Harrock n roll:
the film is (I'm reliably informed) set at a later period in the 1950s. I'm sure another of m'learned Tintinologist colleagues will be able to shed more light on this...
I've not heard that, so I can't shed any light on the film-makers' intentions. However, the film had more of a 1940s look to me. The cars in the street scenes looked a bit more 40s than 50s to my eyes, but I suppose my perception may have been affected by my preconceptions from the books and my assumption that they were following the same date setting. Also, the early 1950s can look a lot like the late 1940s. When we think of the 1940s, we tend to think of iconic stuff from the early-to-mid 40s, ie: stuff associated with the Second World War, whereas things we associate with the 1950s - rock-and-roll music, teddy-boy fashions, iconically 50s cars, etc - tend to come from the mid 50s onwards. So the late 1940s and early 1950s are perhaps a bit less fixed in our minds in terms of iconic styles.

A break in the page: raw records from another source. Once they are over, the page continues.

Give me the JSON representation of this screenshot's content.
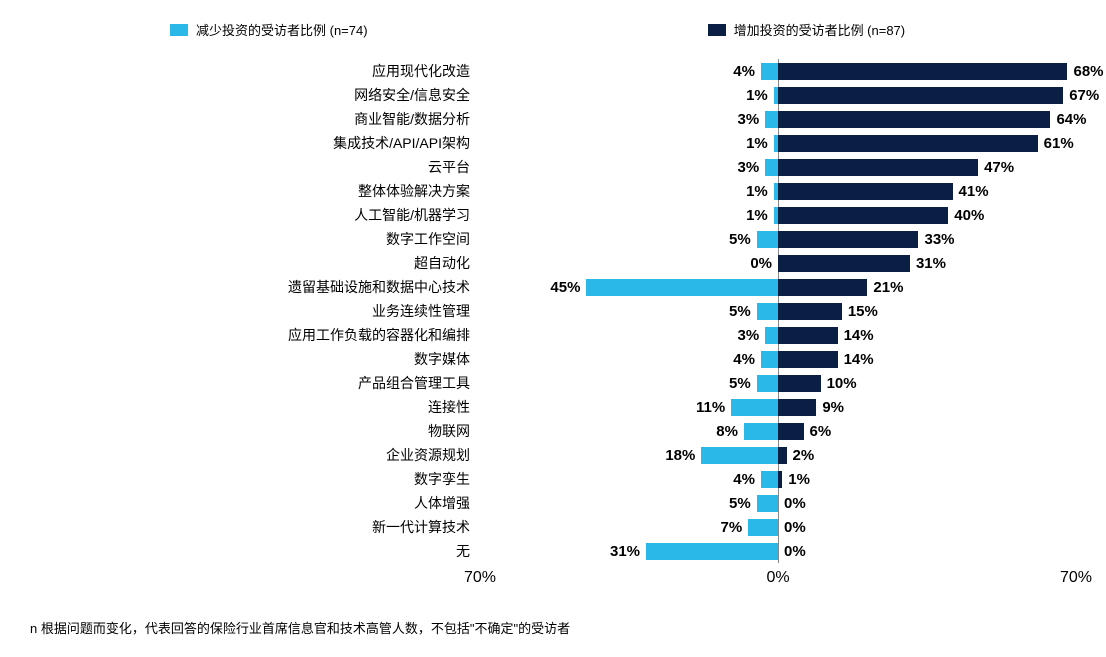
{
  "chart": {
    "type": "diverging-bar",
    "legend": {
      "decrease": {
        "label": "减少投资的受访者比例 (n=74)",
        "color": "#29b8e8"
      },
      "increase": {
        "label": "增加投资的受访者比例 (n=87)",
        "color": "#0b1f44"
      }
    },
    "axis": {
      "max": 70,
      "ticks": [
        {
          "pos": -70,
          "label": "70%"
        },
        {
          "pos": 0,
          "label": "0%"
        },
        {
          "pos": 70,
          "label": "70%"
        }
      ],
      "axis_color": "#888888"
    },
    "label_fontsize": 14,
    "value_fontsize": 15,
    "value_fontweight": "bold",
    "background_color": "#ffffff",
    "rows": [
      {
        "label": "应用现代化改造",
        "dec": 4,
        "inc": 68
      },
      {
        "label": "网络安全/信息安全",
        "dec": 1,
        "inc": 67
      },
      {
        "label": "商业智能/数据分析",
        "dec": 3,
        "inc": 64
      },
      {
        "label": "集成技术/API/API架构",
        "dec": 1,
        "inc": 61
      },
      {
        "label": "云平台",
        "dec": 3,
        "inc": 47
      },
      {
        "label": "整体体验解决方案",
        "dec": 1,
        "inc": 41
      },
      {
        "label": "人工智能/机器学习",
        "dec": 1,
        "inc": 40
      },
      {
        "label": "数字工作空间",
        "dec": 5,
        "inc": 33
      },
      {
        "label": "超自动化",
        "dec": 0,
        "inc": 31
      },
      {
        "label": "遗留基础设施和数据中心技术",
        "dec": 45,
        "inc": 21
      },
      {
        "label": "业务连续性管理",
        "dec": 5,
        "inc": 15
      },
      {
        "label": "应用工作负载的容器化和编排",
        "dec": 3,
        "inc": 14
      },
      {
        "label": "数字媒体",
        "dec": 4,
        "inc": 14
      },
      {
        "label": "产品组合管理工具",
        "dec": 5,
        "inc": 10
      },
      {
        "label": "连接性",
        "dec": 11,
        "inc": 9
      },
      {
        "label": "物联网",
        "dec": 8,
        "inc": 6
      },
      {
        "label": "企业资源规划",
        "dec": 18,
        "inc": 2
      },
      {
        "label": "数字孪生",
        "dec": 4,
        "inc": 1
      },
      {
        "label": "人体增强",
        "dec": 5,
        "inc": 0
      },
      {
        "label": "新一代计算技术",
        "dec": 7,
        "inc": 0
      },
      {
        "label": "无",
        "dec": 31,
        "inc": 0
      }
    ],
    "footnote": "n  根据问题而变化，代表回答的保险行业首席信息官和技术高管人数，不包括\"不确定\"的受访者"
  }
}
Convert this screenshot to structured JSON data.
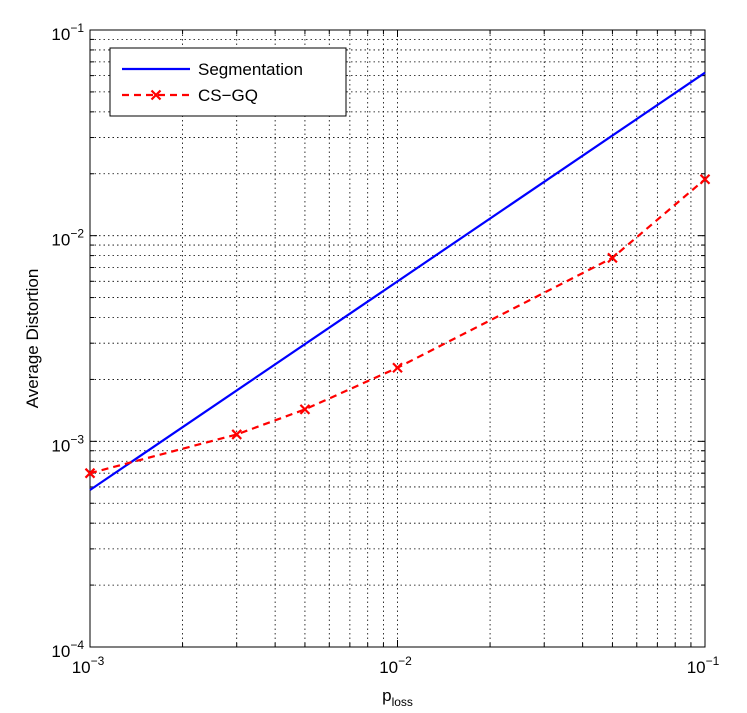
{
  "chart_data": {
    "type": "line",
    "x_scale": "log",
    "y_scale": "log",
    "xlim": [
      0.001,
      0.1
    ],
    "ylim": [
      0.0001,
      0.1
    ],
    "grid": true,
    "legend_position": "top-left",
    "xlabel": {
      "main": "p",
      "subscript": "loss"
    },
    "ylabel": "Average Distortion",
    "x_ticks": [
      {
        "base": "10",
        "exp": "−3",
        "value": 0.001
      },
      {
        "base": "10",
        "exp": "−2",
        "value": 0.01
      },
      {
        "base": "10",
        "exp": "−1",
        "value": 0.1
      }
    ],
    "y_ticks": [
      {
        "base": "10",
        "exp": "−4",
        "value": 0.0001
      },
      {
        "base": "10",
        "exp": "−3",
        "value": 0.001
      },
      {
        "base": "10",
        "exp": "−2",
        "value": 0.01
      },
      {
        "base": "10",
        "exp": "−1",
        "value": 0.1
      }
    ],
    "series": [
      {
        "name": "Segmentation",
        "color": "#0000ff",
        "style": "solid",
        "marker": "none",
        "x": [
          0.001,
          0.1
        ],
        "y": [
          0.00058,
          0.062
        ]
      },
      {
        "name": "CS−GQ",
        "color": "#ff0000",
        "style": "dashed",
        "marker": "x",
        "x": [
          0.001,
          0.003,
          0.005,
          0.01,
          0.05,
          0.1
        ],
        "y": [
          0.0007,
          0.00108,
          0.00143,
          0.00228,
          0.0078,
          0.0188
        ]
      }
    ]
  }
}
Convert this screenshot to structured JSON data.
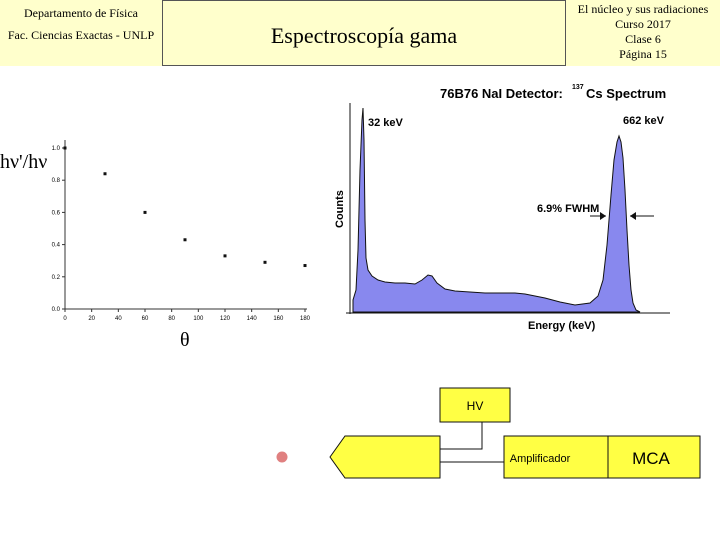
{
  "header": {
    "left_line1": "Departamento de Física",
    "left_line2": "Fac. Ciencias Exactas - UNLP",
    "title": "Espectroscopía gama",
    "right_line1": "El núcleo y sus radiaciones",
    "right_line2": "Curso 2017",
    "right_line3": "Clase 6",
    "right_line4": "Página 15"
  },
  "chart_data": [
    {
      "type": "scatter",
      "title": "",
      "xlabel": "θ",
      "ylabel": "hν'/hν",
      "xlim": [
        0,
        180
      ],
      "ylim": [
        0.0,
        1.0
      ],
      "x_ticks": [
        "0",
        "20",
        "40",
        "60",
        "80",
        "100",
        "120",
        "140",
        "160",
        "180"
      ],
      "y_ticks": [
        "0.0",
        "0.2",
        "0.4",
        "0.6",
        "0.8",
        "1.0"
      ],
      "x": [
        0,
        30,
        60,
        90,
        120,
        150,
        180
      ],
      "y": [
        1.0,
        0.84,
        0.6,
        0.43,
        0.33,
        0.29,
        0.27
      ]
    },
    {
      "type": "area",
      "title": "76B76 NaI Detector:",
      "title_isotope_mass": "137",
      "title_isotope": "Cs Spectrum",
      "xlabel": "Energy (keV)",
      "ylabel": "Counts",
      "annotations": [
        "32 keV",
        "662 keV",
        "6.9% FWHM"
      ]
    }
  ],
  "diagram": {
    "hv_label": "HV",
    "amp_label": "Amplificador",
    "mca_label": "MCA"
  },
  "colors": {
    "header_bg": "#ffffcc",
    "spectrum_fill": "#8888ee",
    "box_fill": "#ffff44",
    "source_dot": "#e08080"
  }
}
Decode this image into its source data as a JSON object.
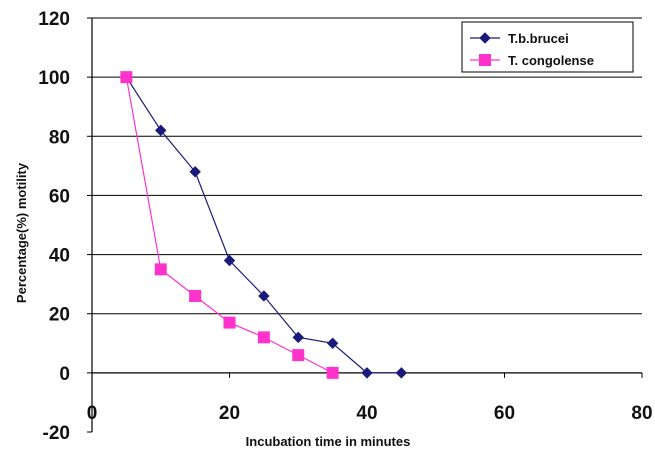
{
  "chart_data": {
    "type": "line",
    "title": "",
    "xlabel": "Incubation time in minutes",
    "ylabel": "Percentage(%) motility",
    "xlim": [
      0,
      80
    ],
    "ylim": [
      -20,
      120
    ],
    "x_ticks": [
      0,
      20,
      40,
      60,
      80
    ],
    "y_ticks": [
      -20,
      0,
      20,
      40,
      60,
      80,
      100,
      120
    ],
    "grid": "horizontal",
    "legend_position": "top-right",
    "series": [
      {
        "name": "T.b.brucei",
        "color": "#1a1a7a",
        "marker": "diamond",
        "points": [
          [
            5,
            100
          ],
          [
            10,
            82
          ],
          [
            15,
            68
          ],
          [
            20,
            38
          ],
          [
            25,
            26
          ],
          [
            30,
            12
          ],
          [
            35,
            10
          ],
          [
            40,
            0
          ],
          [
            45,
            0
          ]
        ]
      },
      {
        "name": "T. congolense",
        "color": "#ff33cc",
        "marker": "square",
        "points": [
          [
            5,
            100
          ],
          [
            10,
            35
          ],
          [
            15,
            26
          ],
          [
            20,
            17
          ],
          [
            25,
            12
          ],
          [
            30,
            6
          ],
          [
            35,
            0
          ]
        ]
      }
    ]
  }
}
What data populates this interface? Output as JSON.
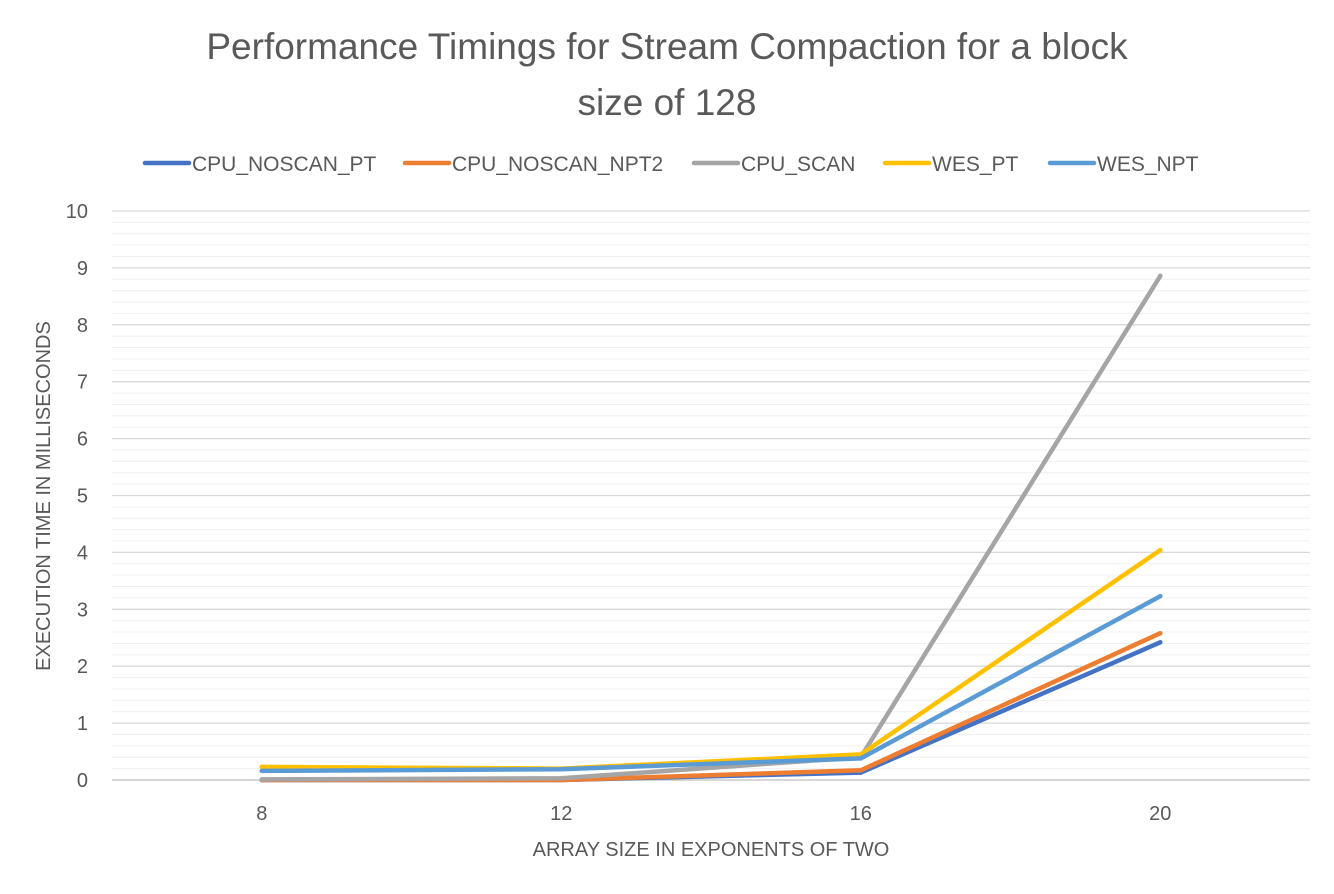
{
  "chart_data": {
    "type": "line",
    "title_lines": [
      "Performance Timings for Stream Compaction for a block",
      "size of 128"
    ],
    "xlabel": "ARRAY SIZE IN EXPONENTS OF TWO",
    "ylabel": "EXECUTION TIME IN MILLISECONDS",
    "categories": [
      "8",
      "12",
      "16",
      "20"
    ],
    "y_ticks": [
      "0",
      "1",
      "2",
      "3",
      "4",
      "5",
      "6",
      "7",
      "8",
      "9",
      "10"
    ],
    "ylim": [
      0,
      10
    ],
    "y_major_step": 1,
    "y_minor_step": 0.2,
    "grid": true,
    "legend_position": "top",
    "series": [
      {
        "name": "CPU_NOSCAN_PT",
        "color": "#4472c4",
        "values": [
          0.0,
          0.0,
          0.13,
          2.42
        ]
      },
      {
        "name": "CPU_NOSCAN_NPT2",
        "color": "#ed7d31",
        "values": [
          0.0,
          0.0,
          0.17,
          2.58
        ]
      },
      {
        "name": "CPU_SCAN",
        "color": "#a5a5a5",
        "values": [
          0.01,
          0.03,
          0.4,
          8.86
        ]
      },
      {
        "name": "WES_PT",
        "color": "#ffc000",
        "values": [
          0.23,
          0.2,
          0.45,
          4.04
        ]
      },
      {
        "name": "WES_NPT",
        "color": "#5b9bd5",
        "values": [
          0.16,
          0.19,
          0.38,
          3.23
        ]
      }
    ]
  }
}
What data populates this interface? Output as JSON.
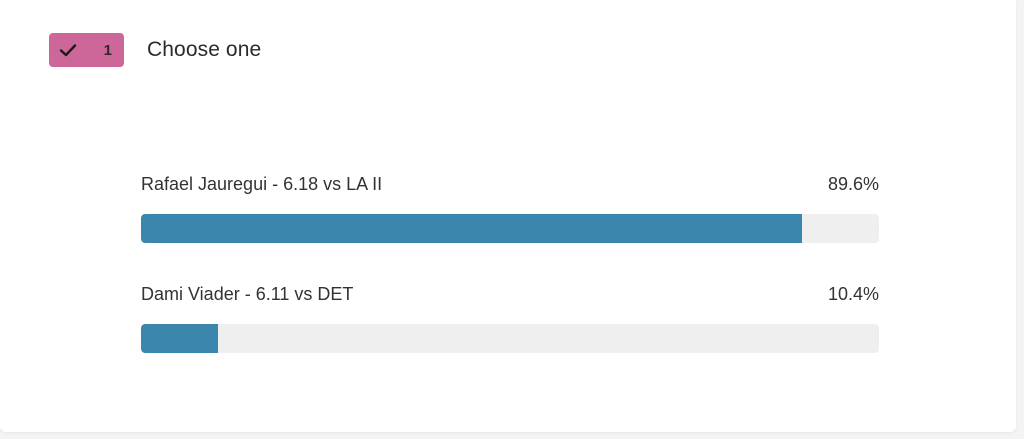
{
  "question": {
    "badge_number": "1",
    "badge_color": "#cd6699",
    "badge_icon": "check-icon",
    "title": "Choose one"
  },
  "results": {
    "bar_color": "#3a86ad",
    "options": [
      {
        "label": "Rafael Jauregui - 6.18 vs LA II",
        "percent_label": "89.6%",
        "percent": 89.6
      },
      {
        "label": "Dami Viader - 6.11 vs DET",
        "percent_label": "10.4%",
        "percent": 10.4
      }
    ]
  }
}
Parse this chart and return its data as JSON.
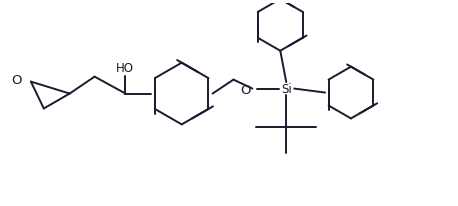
{
  "bg_color": "#ffffff",
  "line_color": "#1a1a2e",
  "line_width": 1.4,
  "font_size": 8.5,
  "figure_width": 4.58,
  "figure_height": 2.07,
  "dpi": 100,
  "xlim": [
    0,
    9.2
  ],
  "ylim": [
    0,
    4.0
  ]
}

The specific red Willy's Jeep in the Tintin film is, of course, borrowed from the 1948 book,
Land of Black Gold, and is probably based on one of the civillian versions of Willys Jeep produced from 1946 onwards (though I suppose it
could be an early-to-mid 1940s military model that's been customised and painted red).
It's true the books on which the film is mostly based were drawn in the early 1940s, though that means of course that they're set in a version of early 1940s Brussels that didn't actually exist historically, given that the real 1940s Brussels would have been swarming with Nazi soldiers. I was assuming that the film-makers were going for a vague and unspecified 1940s look, aimed at capturing what they see as the nostalgic appeal of the Tintin books without pinning it down too much. (Not that Hergé himself was into nostalgic settings, of course. Being something of a modernist, his books tend to be very much contemporary with the time in which they were drawn.)
To be honest, if the Tintin-book fan in me was going to be annoyed by anything whilst watching that scene, the fact that the Jeep's being driven by a character who's a dumbed-down villianised version of one of Hergé's more interesting minor characters, and who's been motivated by a ludicrous ancestor-avengement complex to steal a parchment using the unbelievable contrivance of an opera-singer's voice, would come much higher on my list of objections (along with many of the other objections many of us have listed) than the fact that the Jeep is possibly four or five years too late for the original setting of the books! ;)
Given that I'd mostly managed to suspend these objections in order to enjoy the film as a non-Hergéan Speilberg movie (helped, as I said in an earlier post, by the fact that my 10-year-old son and his friend were enjoying it), I actually enjoyed seeing the red Jeep shoe-horned into the film and thought it made quite a cool baddie getaway vehicle.